In this interview, Howell discusses the current state of automated electronics assembly systems, the inherent risks and challenges, and the future of robotics in manufacturing.
Richard Ayes: Which production operations can be easily automated?
Gelston Howell: Products as diverse as automobiles and consumer products have been produced using various levels of automation for more than 40 years. What’s new is that more complex electronic products, such as some smart phones and sophisticated medical devices, are being produced using factory automation. Apple’s phenomenally successful iPhones and notebook computers for example, traditionally assembled using primarily manual processes, are now beginning to employ more automated assembly lines.

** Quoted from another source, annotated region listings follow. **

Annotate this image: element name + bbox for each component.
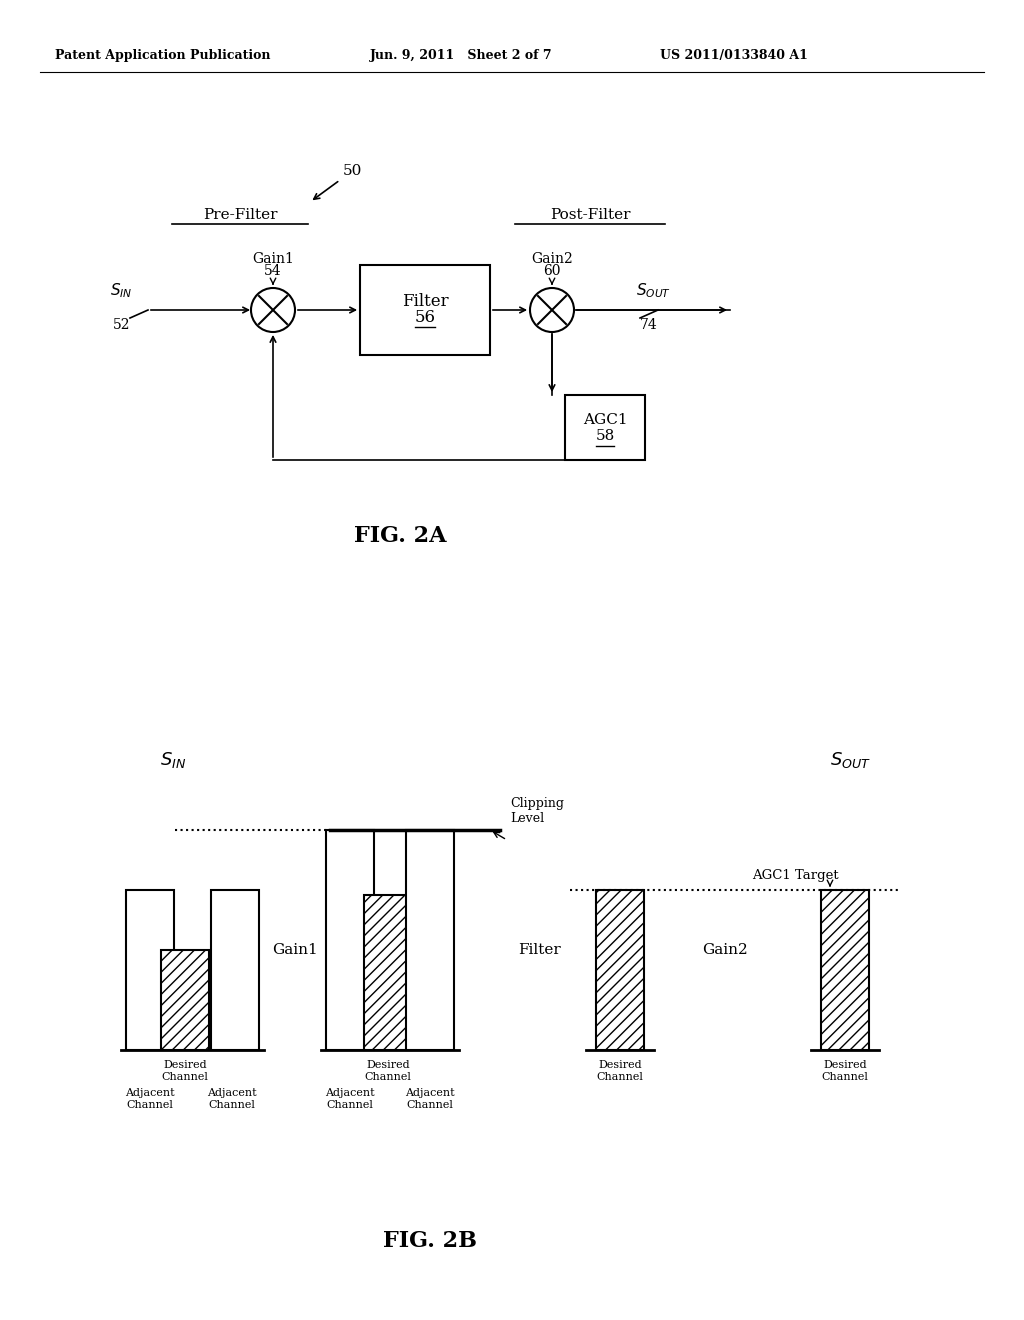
Text: Adjacent
Channel: Adjacent Channel — [207, 1088, 257, 1110]
Text: Gain1: Gain1 — [252, 252, 294, 267]
Bar — [360, 265, 490, 355]
Text: AGC1: AGC1 — [583, 412, 628, 426]
Text: Gain1: Gain1 — [272, 942, 317, 957]
Text: 60: 60 — [544, 264, 561, 279]
Text: Filter: Filter — [401, 293, 449, 310]
Bar — [596, 890, 644, 1049]
Text: Gain2: Gain2 — [531, 252, 572, 267]
Text: Desired
Channel: Desired Channel — [597, 1060, 643, 1081]
Text: Desired
Channel: Desired Channel — [162, 1060, 209, 1081]
Text: Gain2: Gain2 — [702, 942, 748, 957]
Text: Filter: Filter — [518, 942, 561, 957]
Text: Desired
Channel: Desired Channel — [365, 1060, 412, 1081]
Text: Patent Application Publication: Patent Application Publication — [55, 49, 270, 62]
Text: 74: 74 — [640, 318, 657, 333]
Text: Post-Filter: Post-Filter — [550, 209, 630, 222]
Text: $S_{OUT}$: $S_{OUT}$ — [830, 750, 871, 770]
Text: $S_{IN}$: $S_{IN}$ — [110, 281, 132, 300]
Text: Adjacent
Channel: Adjacent Channel — [326, 1088, 375, 1110]
Text: $S_{OUT}$: $S_{OUT}$ — [636, 281, 671, 300]
Bar — [364, 895, 412, 1049]
Bar — [126, 890, 174, 1049]
Bar — [406, 830, 454, 1049]
Bar — [326, 830, 374, 1049]
Bar — [161, 950, 209, 1049]
Text: FIG. 2A: FIG. 2A — [353, 525, 446, 546]
Bar — [565, 395, 645, 459]
Circle shape — [251, 288, 295, 333]
Text: Pre-Filter: Pre-Filter — [203, 209, 278, 222]
Text: 52: 52 — [113, 318, 130, 333]
Text: 50: 50 — [343, 164, 362, 178]
Bar — [211, 890, 259, 1049]
Text: $S_{IN}$: $S_{IN}$ — [160, 750, 186, 770]
Circle shape — [530, 288, 574, 333]
Text: Jun. 9, 2011   Sheet 2 of 7: Jun. 9, 2011 Sheet 2 of 7 — [370, 49, 553, 62]
Text: Adjacent
Channel: Adjacent Channel — [406, 1088, 455, 1110]
Text: Adjacent
Channel: Adjacent Channel — [125, 1088, 175, 1110]
Text: 54: 54 — [264, 264, 282, 279]
Text: 56: 56 — [415, 309, 435, 326]
Text: 58: 58 — [595, 429, 614, 442]
Text: US 2011/0133840 A1: US 2011/0133840 A1 — [660, 49, 808, 62]
Text: Clipping
Level: Clipping Level — [510, 797, 564, 825]
Text: Desired
Channel: Desired Channel — [821, 1060, 868, 1081]
Text: FIG. 2B: FIG. 2B — [383, 1230, 477, 1251]
Text: AGC1 Target: AGC1 Target — [752, 869, 839, 882]
Bar — [821, 890, 869, 1049]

The medical device industry has been going through a similar transition, with disposable medical device manufacturers designing machines to automate complex and precise operations. Of course, driving down costs is a priority, but the evolution is partly due to the desire to improve quality and reduce costs for products with increasing complexity. For example, until recently a respiratory inhaler would have consisted of only mechanical parts, but now electronics are embedded in the product, improving functionality. As a result of the increased complexity, automated lines are being developed to manage costs and produce devices with extremely high quality.
Industrial sectors, such as clean technology and automotive electronics, are also exploring how automation can help them get products to market at lower costs and with better quality. Regardless of the industry segment, applying automation for products manufactured in high volumes can result in substantially reduced costs.
Ayes: Conversely, which operations are difficult to automate?
Howell: Automated assembly can be used to produce new products or replace an existing manual manufacturing process, but not all products will benefit from automation. When evaluating which products are a good fit for automation, there are numerous variables, including financial analysis, time to market, product design and operations considerations.